Turismo y gastronomía: apuesta al público nacional

“Abrimos al turismo en el año 1998. Antes era algo impensado, no se estilaba eso de visitar una bodega. Han pasado 30 años y definimos la política de turismo como publicidad.

“Comenzamos teniendo la bodega en perfectas condiciones, es algo que se valora. Los mismos turistas comentan al ver la limpieza, la tecnología y así es como siguen consumiendo los vinos en el tiempo. Es nuestra primera carta de presentación.

“La idea es que se lleven un recuerdo de la bodega y un vino. Recordar lo vivid, es algo que tiene un cariño especial. No cobramos entrada, es una actividad totalmente gratuita.

Rincón Famoso Rosé, una de las últimas novedades de López.
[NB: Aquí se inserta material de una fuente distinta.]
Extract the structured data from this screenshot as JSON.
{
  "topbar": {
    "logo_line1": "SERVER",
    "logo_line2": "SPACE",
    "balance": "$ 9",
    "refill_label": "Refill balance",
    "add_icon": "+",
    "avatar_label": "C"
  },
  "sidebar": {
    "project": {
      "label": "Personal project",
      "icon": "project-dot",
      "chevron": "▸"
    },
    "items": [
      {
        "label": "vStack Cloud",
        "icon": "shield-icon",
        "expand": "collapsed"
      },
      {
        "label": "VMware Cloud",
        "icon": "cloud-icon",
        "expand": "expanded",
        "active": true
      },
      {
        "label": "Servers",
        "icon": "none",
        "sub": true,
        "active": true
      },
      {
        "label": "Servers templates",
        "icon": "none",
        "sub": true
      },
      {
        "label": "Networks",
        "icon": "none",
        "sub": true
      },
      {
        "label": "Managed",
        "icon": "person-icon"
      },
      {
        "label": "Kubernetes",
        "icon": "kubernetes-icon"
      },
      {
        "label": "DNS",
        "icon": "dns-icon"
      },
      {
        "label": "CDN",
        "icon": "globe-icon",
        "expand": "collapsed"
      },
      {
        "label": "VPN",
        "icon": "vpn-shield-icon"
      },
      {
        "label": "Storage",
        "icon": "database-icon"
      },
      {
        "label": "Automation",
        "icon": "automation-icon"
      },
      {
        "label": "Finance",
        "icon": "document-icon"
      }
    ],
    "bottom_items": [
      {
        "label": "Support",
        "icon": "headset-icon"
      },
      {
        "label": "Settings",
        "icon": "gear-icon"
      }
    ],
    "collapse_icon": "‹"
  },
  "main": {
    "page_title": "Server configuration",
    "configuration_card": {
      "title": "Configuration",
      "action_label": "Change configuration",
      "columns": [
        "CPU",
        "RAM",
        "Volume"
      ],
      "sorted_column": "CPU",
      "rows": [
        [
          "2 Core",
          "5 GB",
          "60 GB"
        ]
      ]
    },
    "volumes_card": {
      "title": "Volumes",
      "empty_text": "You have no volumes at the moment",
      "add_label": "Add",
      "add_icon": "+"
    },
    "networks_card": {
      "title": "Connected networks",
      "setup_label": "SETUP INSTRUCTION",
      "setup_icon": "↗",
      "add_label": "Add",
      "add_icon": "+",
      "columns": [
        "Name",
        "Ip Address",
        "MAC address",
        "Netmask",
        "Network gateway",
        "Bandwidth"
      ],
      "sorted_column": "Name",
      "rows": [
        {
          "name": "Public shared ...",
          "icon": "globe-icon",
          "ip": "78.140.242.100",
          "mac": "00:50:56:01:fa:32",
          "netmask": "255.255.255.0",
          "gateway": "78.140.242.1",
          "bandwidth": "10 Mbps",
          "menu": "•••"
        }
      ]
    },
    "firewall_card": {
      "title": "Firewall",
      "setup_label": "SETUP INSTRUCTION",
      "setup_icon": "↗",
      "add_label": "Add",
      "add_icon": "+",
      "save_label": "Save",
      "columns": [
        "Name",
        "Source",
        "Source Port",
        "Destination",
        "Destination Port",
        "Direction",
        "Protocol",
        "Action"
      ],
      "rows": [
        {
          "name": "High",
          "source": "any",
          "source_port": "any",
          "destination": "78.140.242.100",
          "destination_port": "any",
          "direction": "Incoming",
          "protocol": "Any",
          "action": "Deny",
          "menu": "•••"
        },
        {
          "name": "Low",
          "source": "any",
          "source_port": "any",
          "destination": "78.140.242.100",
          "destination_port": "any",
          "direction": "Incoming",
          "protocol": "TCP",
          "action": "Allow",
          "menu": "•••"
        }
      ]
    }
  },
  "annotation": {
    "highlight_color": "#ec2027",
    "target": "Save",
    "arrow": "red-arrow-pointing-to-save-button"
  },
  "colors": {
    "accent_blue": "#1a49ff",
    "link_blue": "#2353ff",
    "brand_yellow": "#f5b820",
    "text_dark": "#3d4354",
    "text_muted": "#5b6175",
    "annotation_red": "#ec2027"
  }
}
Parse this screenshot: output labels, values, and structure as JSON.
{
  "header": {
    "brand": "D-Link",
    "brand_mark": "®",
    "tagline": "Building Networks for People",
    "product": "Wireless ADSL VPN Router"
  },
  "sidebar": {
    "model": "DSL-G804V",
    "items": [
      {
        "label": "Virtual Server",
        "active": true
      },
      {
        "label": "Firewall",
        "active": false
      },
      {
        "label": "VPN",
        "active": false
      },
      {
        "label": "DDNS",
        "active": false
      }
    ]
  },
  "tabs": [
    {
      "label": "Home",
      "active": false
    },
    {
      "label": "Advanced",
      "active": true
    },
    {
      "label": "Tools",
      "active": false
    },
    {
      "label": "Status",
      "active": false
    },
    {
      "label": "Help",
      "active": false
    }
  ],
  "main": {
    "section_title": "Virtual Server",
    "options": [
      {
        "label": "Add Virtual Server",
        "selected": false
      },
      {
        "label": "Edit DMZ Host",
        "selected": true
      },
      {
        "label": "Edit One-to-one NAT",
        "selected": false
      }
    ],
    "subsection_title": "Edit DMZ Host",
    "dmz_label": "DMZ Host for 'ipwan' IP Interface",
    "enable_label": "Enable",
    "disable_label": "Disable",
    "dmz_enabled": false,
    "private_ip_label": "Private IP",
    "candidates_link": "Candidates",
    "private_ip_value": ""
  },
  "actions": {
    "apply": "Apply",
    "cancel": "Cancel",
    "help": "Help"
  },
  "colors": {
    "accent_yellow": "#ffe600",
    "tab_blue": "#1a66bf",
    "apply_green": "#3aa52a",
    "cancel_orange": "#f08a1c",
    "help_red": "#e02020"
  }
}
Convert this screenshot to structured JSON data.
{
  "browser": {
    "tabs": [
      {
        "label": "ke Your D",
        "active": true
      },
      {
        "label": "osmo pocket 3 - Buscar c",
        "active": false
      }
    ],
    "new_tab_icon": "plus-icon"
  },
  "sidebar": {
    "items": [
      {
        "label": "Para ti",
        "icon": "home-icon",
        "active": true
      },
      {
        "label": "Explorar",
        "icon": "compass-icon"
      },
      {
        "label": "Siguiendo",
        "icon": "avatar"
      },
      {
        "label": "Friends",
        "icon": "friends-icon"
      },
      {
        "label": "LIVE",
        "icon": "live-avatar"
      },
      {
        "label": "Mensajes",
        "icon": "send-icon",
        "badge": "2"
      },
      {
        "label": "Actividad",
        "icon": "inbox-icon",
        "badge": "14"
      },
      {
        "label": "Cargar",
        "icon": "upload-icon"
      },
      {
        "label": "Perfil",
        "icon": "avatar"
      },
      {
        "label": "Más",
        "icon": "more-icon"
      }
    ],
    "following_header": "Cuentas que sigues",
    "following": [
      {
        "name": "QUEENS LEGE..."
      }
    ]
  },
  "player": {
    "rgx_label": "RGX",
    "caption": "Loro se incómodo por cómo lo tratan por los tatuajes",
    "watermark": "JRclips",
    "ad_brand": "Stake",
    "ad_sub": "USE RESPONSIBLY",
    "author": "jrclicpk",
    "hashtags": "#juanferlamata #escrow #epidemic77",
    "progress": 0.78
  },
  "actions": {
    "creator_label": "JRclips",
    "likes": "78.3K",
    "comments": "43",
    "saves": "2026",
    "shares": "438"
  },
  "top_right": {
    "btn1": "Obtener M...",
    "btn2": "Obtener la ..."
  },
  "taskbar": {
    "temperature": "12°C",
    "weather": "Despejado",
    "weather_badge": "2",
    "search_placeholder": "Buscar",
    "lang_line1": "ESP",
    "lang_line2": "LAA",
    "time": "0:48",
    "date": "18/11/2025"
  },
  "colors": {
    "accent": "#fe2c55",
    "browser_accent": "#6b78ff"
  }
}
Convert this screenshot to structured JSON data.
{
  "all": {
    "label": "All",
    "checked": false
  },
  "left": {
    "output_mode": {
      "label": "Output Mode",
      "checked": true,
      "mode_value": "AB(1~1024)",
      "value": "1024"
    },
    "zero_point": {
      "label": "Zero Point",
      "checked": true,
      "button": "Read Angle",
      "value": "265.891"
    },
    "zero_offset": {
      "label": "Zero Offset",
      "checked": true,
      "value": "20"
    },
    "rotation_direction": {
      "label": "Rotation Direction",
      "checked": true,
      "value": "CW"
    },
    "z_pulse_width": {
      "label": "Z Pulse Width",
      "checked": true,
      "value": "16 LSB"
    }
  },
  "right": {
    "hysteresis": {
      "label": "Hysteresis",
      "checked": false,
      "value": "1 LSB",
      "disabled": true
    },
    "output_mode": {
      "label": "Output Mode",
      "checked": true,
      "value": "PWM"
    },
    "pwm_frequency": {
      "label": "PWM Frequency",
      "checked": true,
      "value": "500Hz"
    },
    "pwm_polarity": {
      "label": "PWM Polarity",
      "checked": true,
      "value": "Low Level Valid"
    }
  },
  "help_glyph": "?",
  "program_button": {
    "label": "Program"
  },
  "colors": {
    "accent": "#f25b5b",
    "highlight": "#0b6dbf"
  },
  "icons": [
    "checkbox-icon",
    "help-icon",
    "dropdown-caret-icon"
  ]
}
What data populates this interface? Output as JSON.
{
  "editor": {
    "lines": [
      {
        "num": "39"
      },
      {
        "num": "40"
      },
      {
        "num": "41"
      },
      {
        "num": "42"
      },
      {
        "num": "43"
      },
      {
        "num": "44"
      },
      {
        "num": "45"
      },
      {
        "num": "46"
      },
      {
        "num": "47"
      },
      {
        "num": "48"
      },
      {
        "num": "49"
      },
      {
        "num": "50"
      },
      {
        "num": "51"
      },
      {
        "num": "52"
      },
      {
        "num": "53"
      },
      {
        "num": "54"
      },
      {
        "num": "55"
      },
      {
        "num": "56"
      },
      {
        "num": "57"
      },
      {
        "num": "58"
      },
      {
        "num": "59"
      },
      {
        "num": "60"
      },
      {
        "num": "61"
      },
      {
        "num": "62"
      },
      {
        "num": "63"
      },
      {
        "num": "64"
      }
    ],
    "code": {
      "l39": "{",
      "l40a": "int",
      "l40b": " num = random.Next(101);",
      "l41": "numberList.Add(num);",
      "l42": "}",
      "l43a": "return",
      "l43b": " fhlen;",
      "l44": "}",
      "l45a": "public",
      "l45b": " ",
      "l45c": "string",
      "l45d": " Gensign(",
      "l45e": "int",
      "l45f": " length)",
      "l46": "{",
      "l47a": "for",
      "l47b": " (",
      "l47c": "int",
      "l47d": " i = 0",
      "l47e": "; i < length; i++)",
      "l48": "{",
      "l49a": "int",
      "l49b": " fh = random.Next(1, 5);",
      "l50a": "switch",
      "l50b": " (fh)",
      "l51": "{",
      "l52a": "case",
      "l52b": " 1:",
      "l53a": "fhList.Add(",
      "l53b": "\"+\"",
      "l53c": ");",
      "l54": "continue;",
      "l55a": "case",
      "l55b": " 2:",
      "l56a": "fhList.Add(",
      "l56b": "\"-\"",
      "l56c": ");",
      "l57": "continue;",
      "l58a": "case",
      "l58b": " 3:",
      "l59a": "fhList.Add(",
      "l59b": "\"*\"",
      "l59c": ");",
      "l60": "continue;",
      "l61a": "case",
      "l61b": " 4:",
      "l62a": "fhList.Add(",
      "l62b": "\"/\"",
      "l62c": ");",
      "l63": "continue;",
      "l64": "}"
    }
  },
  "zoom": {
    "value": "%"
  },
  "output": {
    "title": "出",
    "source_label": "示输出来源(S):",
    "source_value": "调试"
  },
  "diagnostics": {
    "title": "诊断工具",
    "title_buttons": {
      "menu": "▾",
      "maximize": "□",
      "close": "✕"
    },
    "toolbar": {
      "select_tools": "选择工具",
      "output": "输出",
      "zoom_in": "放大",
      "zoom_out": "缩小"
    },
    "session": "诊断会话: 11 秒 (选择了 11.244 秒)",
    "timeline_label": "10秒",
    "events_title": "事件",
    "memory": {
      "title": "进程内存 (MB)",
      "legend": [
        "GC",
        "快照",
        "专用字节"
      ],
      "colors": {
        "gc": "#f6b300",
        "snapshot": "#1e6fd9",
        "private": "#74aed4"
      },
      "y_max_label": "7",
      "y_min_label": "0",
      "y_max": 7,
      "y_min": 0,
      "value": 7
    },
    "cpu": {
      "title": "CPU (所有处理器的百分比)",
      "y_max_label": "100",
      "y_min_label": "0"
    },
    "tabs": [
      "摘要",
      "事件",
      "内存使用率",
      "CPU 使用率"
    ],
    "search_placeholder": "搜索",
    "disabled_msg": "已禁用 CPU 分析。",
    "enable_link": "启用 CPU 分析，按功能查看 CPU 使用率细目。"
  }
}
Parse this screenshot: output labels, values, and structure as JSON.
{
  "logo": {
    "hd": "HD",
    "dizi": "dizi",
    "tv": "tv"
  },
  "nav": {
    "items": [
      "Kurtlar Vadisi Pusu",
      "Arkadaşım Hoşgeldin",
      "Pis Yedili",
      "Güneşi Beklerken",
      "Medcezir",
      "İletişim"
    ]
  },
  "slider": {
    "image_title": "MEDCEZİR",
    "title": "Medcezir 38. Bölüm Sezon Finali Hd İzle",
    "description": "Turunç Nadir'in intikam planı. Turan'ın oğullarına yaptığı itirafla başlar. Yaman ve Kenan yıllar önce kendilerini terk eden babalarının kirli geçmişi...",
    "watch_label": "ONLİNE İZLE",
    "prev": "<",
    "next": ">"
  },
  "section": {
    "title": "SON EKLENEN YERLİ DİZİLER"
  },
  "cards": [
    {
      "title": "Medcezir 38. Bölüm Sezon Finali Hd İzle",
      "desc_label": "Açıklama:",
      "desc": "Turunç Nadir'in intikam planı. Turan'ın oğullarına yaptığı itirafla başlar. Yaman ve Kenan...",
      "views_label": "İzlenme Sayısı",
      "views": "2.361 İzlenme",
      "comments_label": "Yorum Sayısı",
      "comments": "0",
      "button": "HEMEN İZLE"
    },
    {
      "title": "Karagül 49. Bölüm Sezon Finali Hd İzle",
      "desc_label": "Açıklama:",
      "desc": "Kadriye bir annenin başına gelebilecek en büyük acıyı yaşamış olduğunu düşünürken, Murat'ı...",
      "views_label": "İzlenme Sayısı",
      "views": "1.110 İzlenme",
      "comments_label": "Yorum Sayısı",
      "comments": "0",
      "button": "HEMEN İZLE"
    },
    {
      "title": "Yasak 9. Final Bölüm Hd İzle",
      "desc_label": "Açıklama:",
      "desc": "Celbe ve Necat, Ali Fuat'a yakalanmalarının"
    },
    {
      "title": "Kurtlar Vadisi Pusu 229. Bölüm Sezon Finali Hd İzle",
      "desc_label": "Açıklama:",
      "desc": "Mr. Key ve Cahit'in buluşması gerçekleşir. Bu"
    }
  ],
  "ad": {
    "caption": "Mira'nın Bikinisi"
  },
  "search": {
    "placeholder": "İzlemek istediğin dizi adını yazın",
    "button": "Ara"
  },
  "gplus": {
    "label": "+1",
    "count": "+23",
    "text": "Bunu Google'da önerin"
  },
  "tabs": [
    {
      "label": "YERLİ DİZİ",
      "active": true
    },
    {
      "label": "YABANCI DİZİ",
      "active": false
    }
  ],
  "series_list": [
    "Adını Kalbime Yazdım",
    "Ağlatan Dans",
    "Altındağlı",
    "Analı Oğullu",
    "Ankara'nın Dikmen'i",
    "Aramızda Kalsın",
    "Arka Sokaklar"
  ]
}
“En 2010 construimos un edificio solo para Turismo con tres plantas: un gran salón de recepción y de ventas, museo, cava, sala de degustación y restaurante.

“Nosotros estuvimos abiertos cuando nadie lo hacía. Y sobre todo, al turista argentino. Nuestros vinos se toman un 95% en el país y nosotros nos debemos a ese público.

“En temporada alta tenemos más de 14 personas trabajando en Turismo, nos adaptamos al turista y a sus tiempos. Les proponemos una degustación con líneas medias y altas.

Por último, López anticipó que planean reabrir al turismo local en el transcurso del mes de octubre y bajo estrictos cuidados.

El vino argentino: una mirada

“Argentina es un gran productor y exportador de vinos y son de altísima calidad. Eso nos permite competir con cualquier vino del mundo. Contamos con ariedad de estilos, de climas, de suelos. De Norte a Sur. Desde los excelentes Torrontés salteños a los increíbles Pinot Noir en la Patagonia.

“Tenemos grandes oportunidades para crecer en el mundo y por supuesto, los vaivenes económicos que sufrimos todos los días no nos ayudan mucho a tener previsibilidad y a desarrollarnos, no solo el vino sino todas las empresas. La oportunidad está y la hemos tenido, nos hemos insertado en el mundo.

“Argentina tiene un consumo de vino muy grande. El 80% de los vinos se toman en el país con lo cual no hay grandes necesidades de tener que salir a buscar el mundo con nuestros vinos. Distinto le pasa a Chile, donde su consumo interno es chico y debe enfocarse en la exportación.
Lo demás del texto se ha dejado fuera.